Numa época em que o tema da literacia assume uma importância fulcral no desenvolvimento das sociedades contemporâneas, a experiência da leitura está interligada, não só no saber fazer implícito nas exigências profissionais a que os indivíduos estão sujeitos, mas também melhoria da sua qualidade de vida, quando pensamos que a leitura pode proporcionar-nos prazer, conforto e estimulação intelectual. 

A biblioteca escolar é um elemento da organização do estabelecimento escolar. Portanto, pode constituir-se como um pólo de renovação pedagógica, de comunicação, de animação cultural, de estimulação do conhecimento e de desenvolvimento do pensamento crítico dos alunos. É neste cenário que a diferenciação pedagógica surge como um elemento fundamental no trabalho da biblioteca escolar, no que respeita à promoção de competências de leitura em alunos com diversidade funcional. 

A criação ou transformação das bibliotecas escolares em bibliotecas inclusivas será, inequivocamente, um modo de rentabilizar a documentação disponível em proveito da maximização das competências académicas dos alunos,  com resultados que se tornarão evidentes no desenvolvimento da inclusão laboral dos cidadãos com diferenças ao nível cognitivo, visual, auditivo ou motor.

É possível estimular a leitura dos alunos com diversidade funcional através da biblioteca da escola ou de uma qualquer biblioteca pública, desde que se tenha em conta a forma como o seu utilizador acede à mesma. Basta implementar algumas das tecnologias de apoio disponíveis atualmente, por exemplo: livros em áudio, com pictogramas,  filmes legendados ou com interprete de Língua Gestual Portuguesa, digitalizadores de texto, lupas digitais, etc.)

O professor-bibliotecário é aquele que pode abrir as portas da leitura a alunos com desvantagem intelectual, e frequentemente, social e económica. Mas dar o mesmo a todos no espaço da biblioteca da escola, não é respeitar a individualidade  ou responder às  necessidades educativas de cada aluno; é antes, promover a infoexclusão, algo que a escola inclusiva tem de erradicar, se quer ser verdadeiramente democrática.

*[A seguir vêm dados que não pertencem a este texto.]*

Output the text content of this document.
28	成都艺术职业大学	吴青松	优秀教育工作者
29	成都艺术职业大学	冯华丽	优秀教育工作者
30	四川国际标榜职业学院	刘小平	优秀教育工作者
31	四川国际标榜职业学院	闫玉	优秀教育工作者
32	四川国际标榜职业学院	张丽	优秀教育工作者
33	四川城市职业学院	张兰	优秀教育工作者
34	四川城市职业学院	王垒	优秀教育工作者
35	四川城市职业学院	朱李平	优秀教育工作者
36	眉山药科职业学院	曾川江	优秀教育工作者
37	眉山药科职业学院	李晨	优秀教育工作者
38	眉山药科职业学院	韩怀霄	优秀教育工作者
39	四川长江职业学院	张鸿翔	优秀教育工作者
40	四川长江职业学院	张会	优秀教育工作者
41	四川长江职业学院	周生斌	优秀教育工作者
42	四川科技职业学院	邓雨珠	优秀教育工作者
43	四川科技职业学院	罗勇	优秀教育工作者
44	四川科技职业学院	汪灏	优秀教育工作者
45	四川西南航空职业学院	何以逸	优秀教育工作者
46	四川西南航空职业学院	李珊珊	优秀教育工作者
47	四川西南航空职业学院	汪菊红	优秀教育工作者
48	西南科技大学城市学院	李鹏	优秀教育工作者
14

Portanto, o professor-bibliotecário assume um papel vital, provavelmente ainda subvalorizado, na preparação e inclusão dos indivíduos no mundo que os rodeia. Mas a biblioteca não se resume apenas às funções de pesquisa documental, empréstimo de livros, ocupação de tempos livres, animação ou difusão de trabalhos. Através de diferentes formas de dinamização e estimulação de hábitos de leitura, a biblioteca está a desempenhar uma função de promoção da cultura e da inclusão social das pessoas com limitações na actividade e participação, de modo a que estas possam aceder ao conhecimento em igualdade de oportunidades, mas melhorando as suas condições e, assim, alcançarem um verdadeiro gosto pela leitura. A valorização crescente das necessidades especiais dos utilizadores das bibliotecas, parece estar a contribuir progressivamente para mudanças legislativas e alterações no funcionamento das bibliotecas públicas, que esperamos terem vindo para ficar.